Черная красота премьеры Студии Женовача.
Фото с сайта СТИ
Студия театрального искусства, все знают, родилась из нескольких дипломных спектаклей курса Сергея Женовача. Самый известный, прославивший их, – «Мальчики» по нескольким главам «Братьев Карамазовых». Майская премьера театра – «Брат Иван Федорович», снова по «Братьям Карамазовым». Получается, подводит некий итог неким долгим размышлениям уже не только режиссера Женовача, но и его театра.
Можно добавить к названным двум спектаклям еще три – трилогию по «Идиоту», которая вышла, когда Сергей Женовач руководил Театром на Малой Бронной, настоящий сериал, одновременно высветивший и сериальные возможности Достоевского, и увлекательность его сюжетов, позволяющих идти, можно сказать, по следу каждого, не одних лишь главных героев.
Кстати, в той трилогии Рогожина играл Сергей Качанов, которого в новом спектакле Женовач занял в роли Гостя Ивана Федоровича, Черта то есть. Сериальность, все, что не имеет отношения к сугубой театральной работе, Женовача вроде бы не интересует вовсе, так что его последовательность в выборе – иной природы. Вроде как у Самойлова: хочу бежать, но не могу, ведь корни держат на бегу. Так и Женовача Достоевский держит, пожалуй, как корни, как нечто корневое в нем самом, что заставляет возвращаться, себя, актеров и зрителей как будто переспрашивая: так ли? А этот вопрос что значил? А этот странный разговор?

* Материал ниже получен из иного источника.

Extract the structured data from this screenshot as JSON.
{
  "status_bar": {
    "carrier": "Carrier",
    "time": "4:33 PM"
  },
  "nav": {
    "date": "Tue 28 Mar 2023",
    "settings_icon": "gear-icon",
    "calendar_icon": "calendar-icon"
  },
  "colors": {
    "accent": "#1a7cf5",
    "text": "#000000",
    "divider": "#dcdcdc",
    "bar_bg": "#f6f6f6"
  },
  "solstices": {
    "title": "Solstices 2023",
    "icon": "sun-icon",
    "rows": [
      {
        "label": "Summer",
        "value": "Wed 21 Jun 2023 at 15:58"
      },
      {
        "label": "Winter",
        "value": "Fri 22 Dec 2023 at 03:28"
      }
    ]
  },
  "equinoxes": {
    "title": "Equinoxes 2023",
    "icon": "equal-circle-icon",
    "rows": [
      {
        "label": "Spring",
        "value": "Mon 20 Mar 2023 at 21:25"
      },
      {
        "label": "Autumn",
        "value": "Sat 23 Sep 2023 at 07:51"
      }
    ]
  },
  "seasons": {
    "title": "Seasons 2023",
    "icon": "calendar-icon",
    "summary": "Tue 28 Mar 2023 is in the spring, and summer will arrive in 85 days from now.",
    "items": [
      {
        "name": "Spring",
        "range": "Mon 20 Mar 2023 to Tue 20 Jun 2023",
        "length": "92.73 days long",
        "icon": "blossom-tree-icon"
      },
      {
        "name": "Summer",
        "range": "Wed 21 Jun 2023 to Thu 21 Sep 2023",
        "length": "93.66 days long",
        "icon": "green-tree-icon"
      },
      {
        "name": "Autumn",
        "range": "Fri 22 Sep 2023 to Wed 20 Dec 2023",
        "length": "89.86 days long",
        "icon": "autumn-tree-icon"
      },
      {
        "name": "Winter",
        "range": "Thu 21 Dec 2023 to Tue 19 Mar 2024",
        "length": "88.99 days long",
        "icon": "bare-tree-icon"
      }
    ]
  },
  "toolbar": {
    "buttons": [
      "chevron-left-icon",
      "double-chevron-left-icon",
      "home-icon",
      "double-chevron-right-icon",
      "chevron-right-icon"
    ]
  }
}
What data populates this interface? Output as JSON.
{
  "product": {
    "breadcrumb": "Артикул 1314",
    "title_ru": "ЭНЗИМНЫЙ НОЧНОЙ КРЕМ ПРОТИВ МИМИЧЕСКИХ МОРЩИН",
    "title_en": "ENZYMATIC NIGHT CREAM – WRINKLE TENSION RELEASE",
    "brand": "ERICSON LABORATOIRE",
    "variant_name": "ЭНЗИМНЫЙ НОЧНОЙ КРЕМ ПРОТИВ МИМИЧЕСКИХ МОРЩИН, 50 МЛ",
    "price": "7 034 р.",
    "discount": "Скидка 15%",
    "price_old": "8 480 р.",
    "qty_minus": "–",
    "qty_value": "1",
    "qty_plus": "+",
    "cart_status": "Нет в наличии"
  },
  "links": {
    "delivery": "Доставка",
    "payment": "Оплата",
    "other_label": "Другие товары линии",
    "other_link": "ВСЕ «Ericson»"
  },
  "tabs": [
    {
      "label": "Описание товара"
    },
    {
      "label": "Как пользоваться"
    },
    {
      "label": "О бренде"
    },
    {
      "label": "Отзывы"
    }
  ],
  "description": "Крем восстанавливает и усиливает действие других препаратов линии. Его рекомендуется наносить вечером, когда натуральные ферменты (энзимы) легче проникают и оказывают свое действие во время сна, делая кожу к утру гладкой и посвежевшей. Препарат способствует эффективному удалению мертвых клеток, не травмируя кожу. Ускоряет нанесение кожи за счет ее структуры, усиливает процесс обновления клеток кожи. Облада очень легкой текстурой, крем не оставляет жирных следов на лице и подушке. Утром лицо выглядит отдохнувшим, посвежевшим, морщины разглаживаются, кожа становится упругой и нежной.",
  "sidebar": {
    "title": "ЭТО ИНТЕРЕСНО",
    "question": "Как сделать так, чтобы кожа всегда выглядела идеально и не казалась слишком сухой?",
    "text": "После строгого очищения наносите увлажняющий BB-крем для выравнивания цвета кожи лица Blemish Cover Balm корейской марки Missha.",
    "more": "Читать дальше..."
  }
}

Соавторами этого спектакля, наравне с режиссером, могут и должны быть названы еще двое – художник Александр Боровский и художник по свету Дамир Исмагилов. Всё игровое пространство – узкая полоска перед небольшой оградкой, какими прежде отделяли места для публики в судах от мест для судейских. Света – немного, лишь бы высветить лица говорящих да различить, чем черное пальто брата Алеши (Александр Прошин) отличается от отороченной каракулем черной короткой курточки Грушеньки (Мария Шашлова). Черно вокруг, даже листья пальмы в черной кадке отливают лакированным черным... О том, что там за парапетом, публика узнает, лишь когда спектакль уже кончается, после того, как кончены все разговоры, разговоры «до суда». Лишь тогда освещается вся глубина сцены. Черным-черно на этой узкой авансцене, но и там, где не было света и царила тьма египетская, теперь выясняется, тоже все – черное. И стол, и высокие стулья для судей, и по двум сторонам складчатые французские шторы – все в унисон с черной кладкой кирпича на задней стене. На эти волны складок и ровную кладку кирпича можно смотреть очень долго, как на какую-нибудь инсталляцию, из модных ныне. Но – всё, разговоры кончились, теперь уже – суд, которого нет в спектакле, в спектакле – досудебные «прения сторон», диалоги, па-де-де.
Диалоги и выстроены как балет. Выход, экспозиция, вариации одного и другого. Мужской танец, женский... Смотришь, например, на Шашлову, которая играет Грушеньку: выпрямила спину – снова расслабила, ссутулилась, снова, точно ток какой прошел через все ее тело, и спина выпрямилась, напряглась. В пластике – многое. Смердяков (Сергей Аброскин) покидает сцену с уже готовым решением – уйти, из жизни уйти, это – в каждом его движении, из которого жизнь уже ушла, истекла в этом разговоре с Иваном (Игорь Лизенгевич). Выматывающий разговор получается, высасывающий жизнь.
У Достоевского – и вывернутость психологическая, это известно, и, об этом тоже написаны книги, – особый смех, ни на чей другой не похожий юмор. Когда Митя (Александр Обласов), «от женщин погибший», строго советует брату Алеше никогда не просить у женщин прощенья, говорит про живодерность, которая в женщинах сидит, – в зале раздается дружный мужской смех. А самое веселье – в разговоре Ивана с Гостем, с Чертом, который, как из табакерки, выскакивает из пальмы, будто в кадке до того сидел и в общей черноте виден не был. Такой смешной, нестрашный, вправду, как сам себя рекомендует, – «поседелый Хлестаков», «призрак жизни». Ну как такого угомонить? Ведь «призраку пинков не дают». Сцена с Чертом – последняя, теперь – только суд. Неужто Страшный суд чем-то похож на эти неприятные приставания с дурацкими расспросами?
Красота, при этом и простая, и сложная одновременно – во всем, что касается внешнего ряда, пока еще не заполнена игрой актеров, тут еще много, если можно так сказать, свободного, незаполненного пространства, построенного как бы на вырост. Дело даже не в том, что кому-то еще мешают воспринять здешнего Митю или Алешу засевшие в памяти роли Михаила Ульянова или Андрея Мягкова из фильма Ивана Пырьева, – нет, здешние роли, как они сложились на репетициях в театре, как платья, костюмы, еще не сели на плечи. Хотя, это видно, – спектакль движется как раз в этом, верном направлении.